Difficult CF Mutation May Be Treatable by Targeting Its CFTR Defect Indirectly via Proteins, Study Suggests
A scientific paper published by Spanish researchers discusses a strategy for treating the difficult-to-target F508del-CFTR mutation, a cause of cystic fibrosis (CF). The report, “Manipulating proteostasis to repair the F508del-CFTR defect in cystic fibrosis,“ appeared on March 14 in the journal Molecular and Cellular Pediatrics.
CF is one of the most commonly occurring chronic diseases of the lungs in children and young adults. Breathing is often difficult for CF patients, due to a sticky mucus that builds up and often leads to serious bacterial lung infections. Mutations in the CFTR gene are the major cause of this mucus buildup.
Scientists have identified over 2,000 mutations in the CFTR gene that are associated with the disease, which normally presents in patients at birth. CFTR, which stands for cystic fibrosis transmembrane conductance regulator, helps shuttle chloride ions in and out of cells, balancing salt and water in the cells that line the lungs.

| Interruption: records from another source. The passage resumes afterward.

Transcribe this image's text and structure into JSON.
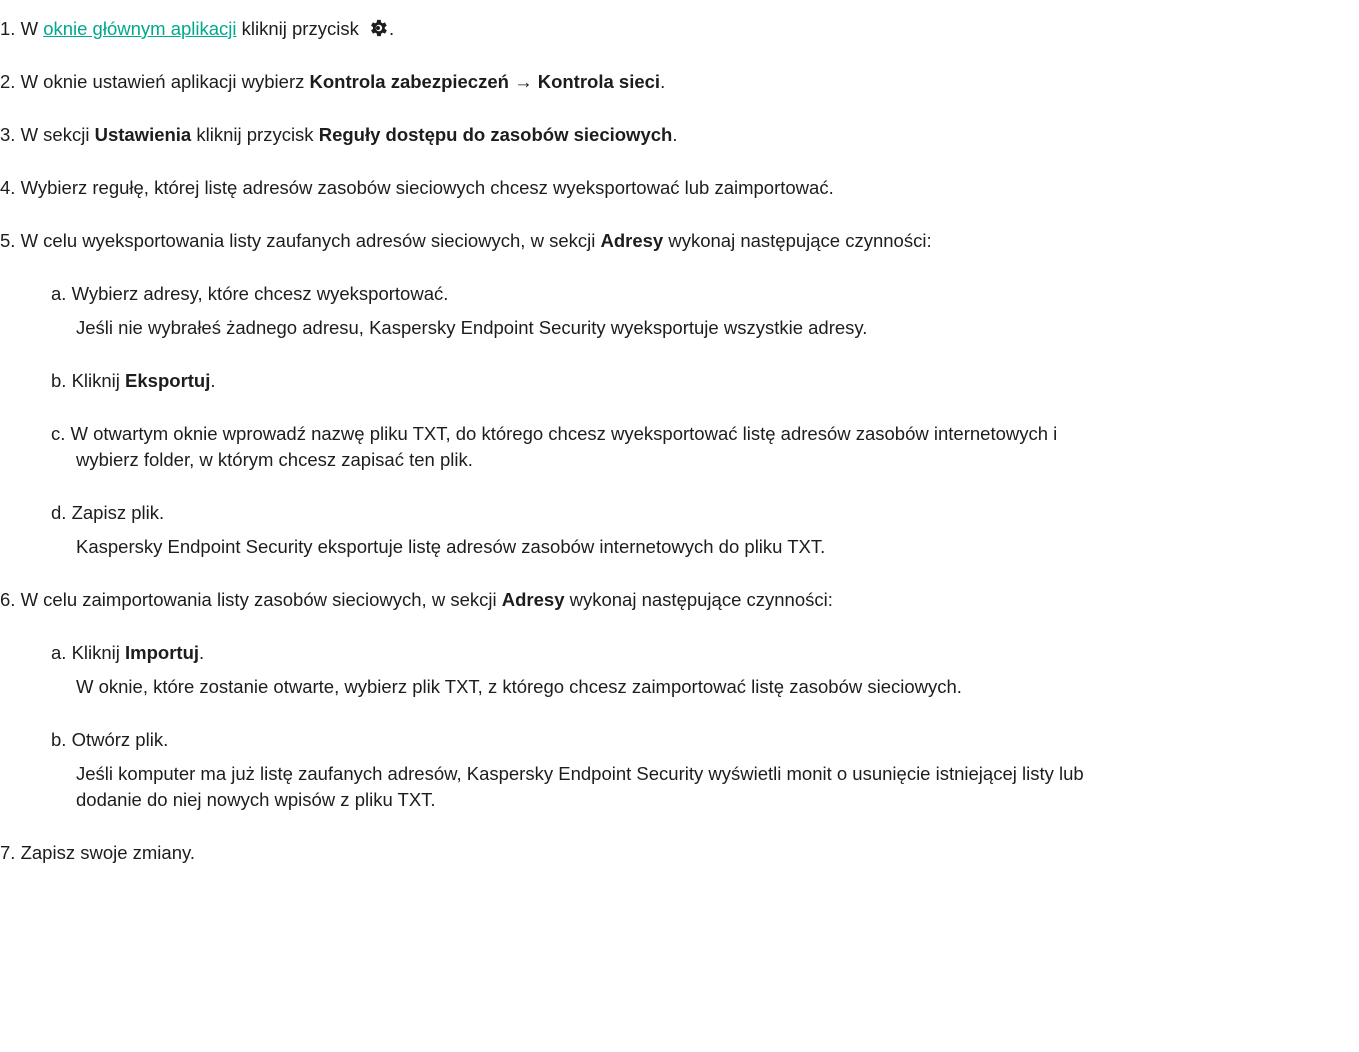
{
  "steps": [
    {
      "num": "1.",
      "pre": " W ",
      "link": "oknie głównym aplikacji",
      "post": " kliknij przycisk ",
      "icon": "gear-icon",
      "end": "."
    },
    {
      "num": "2.",
      "pre": " W oknie ustawień aplikacji wybierz ",
      "bold1": "Kontrola zabezpieczeń",
      "arrow": " → ",
      "bold2": "Kontrola sieci",
      "end": "."
    },
    {
      "num": "3.",
      "pre": " W sekcji ",
      "bold1": "Ustawienia",
      "mid": " kliknij przycisk ",
      "bold2": "Reguły dostępu do zasobów sieciowych",
      "end": "."
    },
    {
      "num": "4.",
      "text": " Wybierz regułę, której listę adresów zasobów sieciowych chcesz wyeksportować lub zaimportować."
    },
    {
      "num": "5.",
      "pre": " W celu wyeksportowania listy zaufanych adresów sieciowych, w sekcji ",
      "bold1": "Adresy",
      "post": " wykonaj następujące czynności:",
      "sub": [
        {
          "letter": "a.",
          "text": " Wybierz adresy, które chcesz wyeksportować.",
          "note": "Jeśli nie wybrałeś żadnego adresu, Kaspersky Endpoint Security wyeksportuje wszystkie adresy."
        },
        {
          "letter": "b.",
          "pre": " Kliknij ",
          "bold": "Eksportuj",
          "end": "."
        },
        {
          "letter": "c.",
          "text1": " W otwartym oknie wprowadź nazwę pliku TXT, do którego chcesz wyeksportować listę adresów zasobów internetowych i",
          "text2": "wybierz folder, w którym chcesz zapisać ten plik."
        },
        {
          "letter": "d.",
          "text": " Zapisz plik.",
          "note": "Kaspersky Endpoint Security eksportuje listę adresów zasobów internetowych do pliku TXT."
        }
      ]
    },
    {
      "num": "6.",
      "pre": " W celu zaimportowania listy zasobów sieciowych, w sekcji ",
      "bold1": "Adresy",
      "post": " wykonaj następujące czynności:",
      "sub": [
        {
          "letter": "a.",
          "pre": " Kliknij ",
          "bold": "Importuj",
          "end": ".",
          "note": "W oknie, które zostanie otwarte, wybierz plik TXT, z którego chcesz zaimportować listę zasobów sieciowych."
        },
        {
          "letter": "b.",
          "text": " Otwórz plik.",
          "note1": "Jeśli komputer ma już listę zaufanych adresów, Kaspersky Endpoint Security wyświetli monit o usunięcie istniejącej listy lub",
          "note2": "dodanie do niej nowych wpisów z pliku TXT."
        }
      ]
    },
    {
      "num": "7.",
      "text": " Zapisz swoje zmiany."
    }
  ],
  "colors": {
    "text": "#1d1d1b",
    "link": "#00a88e",
    "icon": "#1d1d1b"
  }
}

Most treatments focus on repairing the CFTR itself. The F508del-CFTR defect is one cause of CF, and this particular defect has less responsiveness to CF experimental and clinical treatments, such as the medication Ivacaftor. New approaches appear to be required for these patients.

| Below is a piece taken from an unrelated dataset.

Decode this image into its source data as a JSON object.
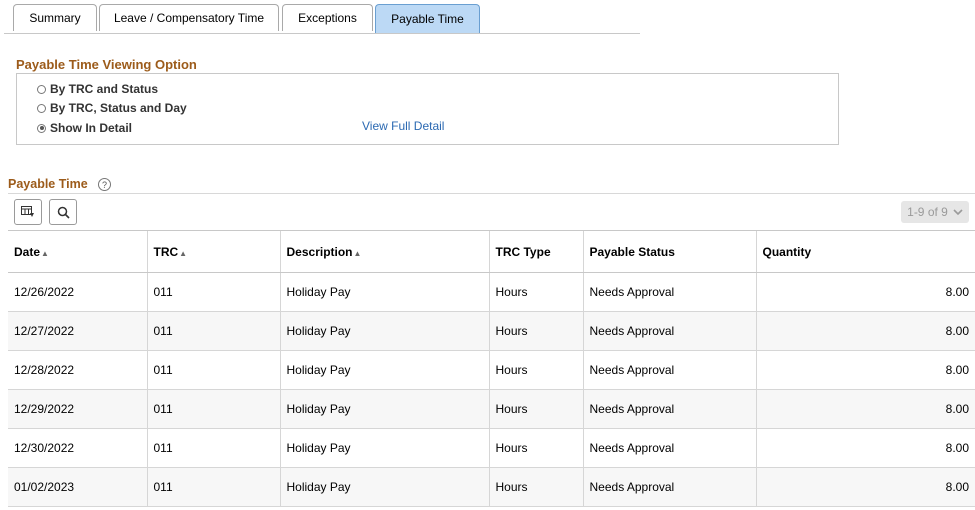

Researchers reviewed strategies targeting proteostasis, which involves biological pathways responsible for the synthesis, use, and break down of proteins. These approaches would involve drug candidates targeting molecules that interact with the mutant CFTR protein, rather than trying to repair CFTR itself. According to the authors, “Manipulation of proteostasis network offers new perspectives for the design of candidate drugs aimed at repairing the primary CFTR defect, well beyond the idea that such molecules must directly interact with mutant CFTR protein.”
The team recommend using both animal models and cultured cells to identify proteins affected by CFTR mutations. But to identify these targets, the consequences of the CFTR mutation first need to be fully understood. In their report, the authors noted “finding appropriate proteostasis regulators implies a profound understanding of the pathogenic mechanisms operating within each peculiar cellular context.”
A Phase 2 pilot trial examining the proteostasis regulators cysteamine and EGCG in patients with the F508del-CFTR mutation reported a reduction in CF symptoms using this approach. In addition, sputum CF markers (cytokines) declined and sweat chloride concentrations decreased, both indicators of an effective CF treatment.
The authors speculated that proteostasis regulators could aid in the treatment of CF, and potentially in other diseases characterized by abnormal proteins, such as certain neurological conditions.